Paper
Wednesday, July 9, 2008
This presentation is part of : Utilizing an Evidence-Based, Interdisciplinary Practice Framework with Multiple Healthcare Information Systems Promotes Global Impact and Research Opportunities
Principles of Interdisciplinary Integration to Avoid Hardwiring Fragmentation at the Point-of-Care
Tracy Christopherson, RRT, Director, CPM Resource Center, Grand Rapids, MI, USA

Health Care Organizations have been focusing attention on team collaboration and evidence-based practice to improve patient safety and care outcomes. Although the focus is on multidisciplinary teams the providers within the teams know little about each others scope of practice and the patients experience fragmentation of care as a result. Varied strategies have been implemented to remedy this fragmentation. Traditionally, these strategies are implemented outside a professional practice framework, and lack the foundation necessary to eliminate fragmentation and advance interdisciplinary integration and practice. Often these strategies provide only short term outcomes that can't be sustained for long-term success. There is a significant difference between multidisciplinary teams and interdisciplinary integration. During this session we will explore the principles of Interdisciplinary Integration.

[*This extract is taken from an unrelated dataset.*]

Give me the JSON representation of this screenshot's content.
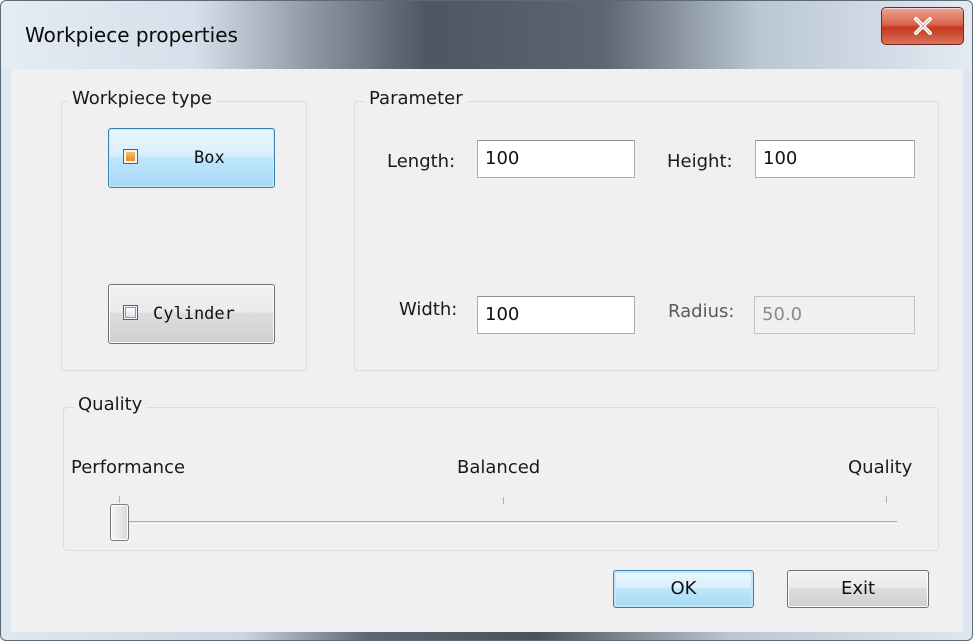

Interdisciplinary integration is key to quality care delivery. Integrated interdisciplinary practice requires integrated processes. Integrated processes are strengthened by integrating evidence into the documentation of those processes. When the integration of evidence is combined with an intentionally designed documentation framework the individual and integrated scopes of practice of all providers are supported resulting in quality outcomes for the patient. The presenter will share the global outcomes achieved across a large international consortium when implementing an intentionally designed documentation framework.

Achieving global, consistent, quality outcomes requires collaboration on a large scale. Providers across North America have come together within Collaborative Learning Communities (CLCs) to identify, define and integrate evidence-based practices into health care information systems that will support the individual needs of the practitioner and the integrated needs of the team. The CLCs provide a forum for collective learning that results in large scale change across a multitude of health care organizations. This session will focus on how global collaboration and intentionally designed tools are leverage points for large scale change and sustainable quality patient care and outcomes.